I love refactoring code. Moreover, I think refactoring can also be used when looking at software demos.

I love looking at a piece of code that works (for the most part) but just doesn't feel right and taking it apart and putting it back together so that it makes more sense, not just for me but for the next person who comes along.

I find it funny that refactoring and unit testing come from the same core concepts (Agile) because if done correctly, code that was properly unit tested SHOULD result in code that is pretty well-written and refactor-proof. (I'm no expert on the philosophies behind this so please comment and rip this post to shreds)

So refactoring really comes into places where you've got unwieldy code (or worse, legacy code) that no one really can wrap their head around.
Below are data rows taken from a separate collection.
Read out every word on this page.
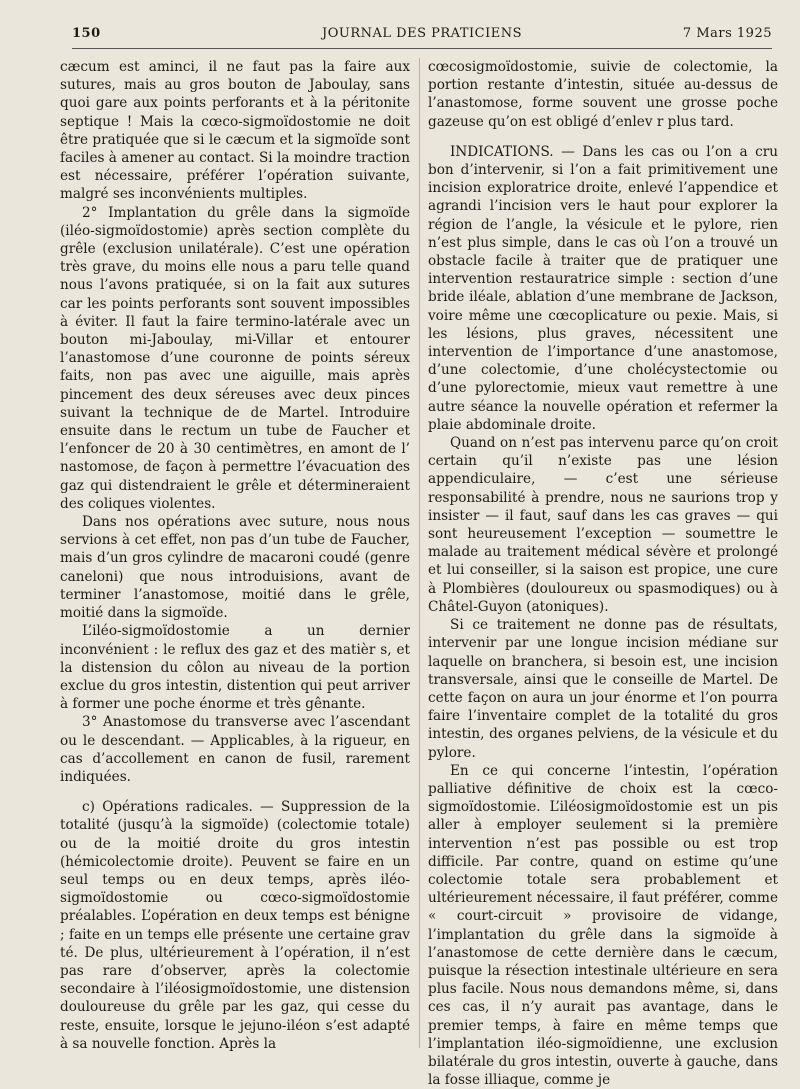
150	JOURNAL DES PRATICIENS	7 Mars 1925

cæcum est aminci, il ne faut pas la faire aux sutures, mais au gros bouton de Jaboulay, sans quoi gare aux points perforants et à la péritonite septique ! Mais la cœco-sigmoïdostomie ne doit être pratiquée que si le cæcum et la sigmoïde sont faciles à amener au contact. Si la moindre traction est nécessaire, préférer l’opération suivante, malgré ses inconvénients multiples.

2° Implantation du grêle dans la sigmoïde (iléo-sigmoïdostomie) après section complète du grêle (exclusion unilatérale). C’est une opération très grave, du moins elle nous a paru telle quand nous l’avons pratiquée, si on la fait aux sutures car les points perforants sont souvent impossibles à éviter. Il faut la faire termino-latérale avec un bouton mi-Jaboulay, mi-Villar et entourer l’anastomose d’une couronne de points séreux faits, non pas avec une aiguille, mais après pincement des deux séreuses avec deux pinces suivant la technique de de Martel. Introduire ensuite dans le rectum un tube de Faucher et l’enfoncer de 20 à 30 centimètres, en amont de l’ nastomose, de façon à permettre l’évacuation des gaz qui distendraient le grêle et détermineraient des coliques violentes.

Dans nos opérations avec suture, nous nous servions à cet effet, non pas d’un tube de Faucher, mais d’un gros cylindre de macaroni coudé (genre caneloni) que nous introduisions, avant de terminer l’anastomose, moitié dans le grêle, moitié dans la sigmoïde.

L’iléo-sigmoïdostomie a un dernier inconvénient : le reflux des gaz et des matièr s, et la distension du côlon au niveau de la portion exclue du gros intestin, distention qui peut arriver à former une poche énorme et très gênante.

3° Anastomose du transverse avec l’ascendant ou le descendant. — Applicables, à la rigueur, en cas d’accollement en canon de fusil, rarement indiquées.

c) Opérations radicales. — Suppression de la totalité (jusqu’à la sigmoïde) (colectomie totale) ou de la moitié droite du gros intestin (hémicolectomie droite). Peuvent se faire en un seul temps ou en deux temps, après iléo-sigmoïdostomie ou cœco-sigmoïdostomie préalables. L’opération en deux temps est bénigne ; faite en un temps elle présente une certaine grav té. De plus, ultérieurement à l’opération, il n’est pas rare d’observer, après la colectomie secondaire à l’iléosigmoïdostomie, une distension douloureuse du grêle par les gaz, qui cesse du reste, ensuite, lorsque le jejuno-iléon s’est adapté à sa nouvelle fonction. Après la

cœcosigmoïdostomie, suivie de colectomie, la portion restante d’intestin, située au-dessus de l’anastomose, forme souvent une grosse poche gazeuse qu’on est obligé d’enlev r plus tard.

INDICATIONS. — Dans les cas ou l’on a cru bon d’intervenir, si l’on a fait primitivement une incision exploratrice droite, enlevé l’appendice et agrandi l’incision vers le haut pour explorer la région de l’angle, la vésicule et le pylore, rien n’est plus simple, dans le cas où l’on a trouvé un obstacle facile à traiter que de pratiquer une intervention restauratrice simple : section d’une bride iléale, ablation d’une membrane de Jackson, voire même une cœcoplicature ou pexie. Mais, si les lésions, plus graves, nécessitent une intervention de l’importance d’une anastomose, d’une colectomie, d’une cholécystectomie ou d’une pylorectomie, mieux vaut remettre à une autre séance la nouvelle opération et refermer la plaie abdominale droite.

Quand on n’est pas intervenu parce qu’on croit certain qu’il n’existe pas une lésion appendiculaire, — c’est une sérieuse responsabilité à prendre, nous ne saurions trop y insister — il faut, sauf dans les cas graves — qui sont heureusement l’exception — soumettre le malade au traitement médical sévère et prolongé et lui conseiller, si la saison est propice, une cure à Plombières (douloureux ou spasmodiques) ou à Châtel-Guyon (atoniques).

Si ce traitement ne donne pas de résultats, intervenir par une longue incision médiane sur laquelle on branchera, si besoin est, une incision transversale, ainsi que le conseille de Martel. De cette façon on aura un jour énorme et l’on pourra faire l’inventaire complet de la totalité du gros intestin, des organes pelviens, de la vésicule et du pylore.

En ce qui concerne l’intestin, l’opération palliative définitive de choix est la cœco-sigmoïdostomie. L’iléosigmoïdostomie est un pis aller à employer seulement si la première intervention n’est pas possible ou est trop difficile. Par contre, quand on estime qu’une colectomie totale sera probablement et ultérieurement nécessaire, il faut préférer, comme « court-circuit » provisoire de vidange, l’implantation du grêle dans la sigmoïde à l’anastomose de cette dernière dans le cæcum, puisque la résection intestinale ultérieure en sera plus facile. Nous nous demandons même, si, dans ces cas, il n’y aurait pas avantage, dans le premier temps, à faire en même temps que l’implantation iléo-sigmoïdienne, une exclusion bilatérale du gros intestin, ouverte à gauche, dans la fosse illiaque, comme je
By the time you've finished refactoring, you possibly COULD have some ways of unit testing it (if you were able to separate each logical piece out).

So how does this apply to demos?

Depending on who is giving the demonstration, a demo will consist of the following:

a) overview of features
b) description of benefits
c) demonstration of functionality
d) explanation of functionality
e) review of benefits / explanation of results
and possibly
f) showing of additional features

The actual content differs by person:
If a sales person gives a demo, it likely goes a->b->e.
A sales engineer: a->c->f->b (possibly e)
A developer: a->c->f->d (and sometimes you don't even need a)
A trainer: a->d->c
A trained user: c

If you want to really look at a valuable demonstration, why not refactor each piece of the demonstration asking the following questions (in this order):

1. What benefit are you trying to show?
2. What feature showcases this benefit the best? *
3. What is the bare minimum I can show to highlight this feature?
4. Is the result obvious?

* If more than one feature gives this benefit "best", then you may want to rethink the design.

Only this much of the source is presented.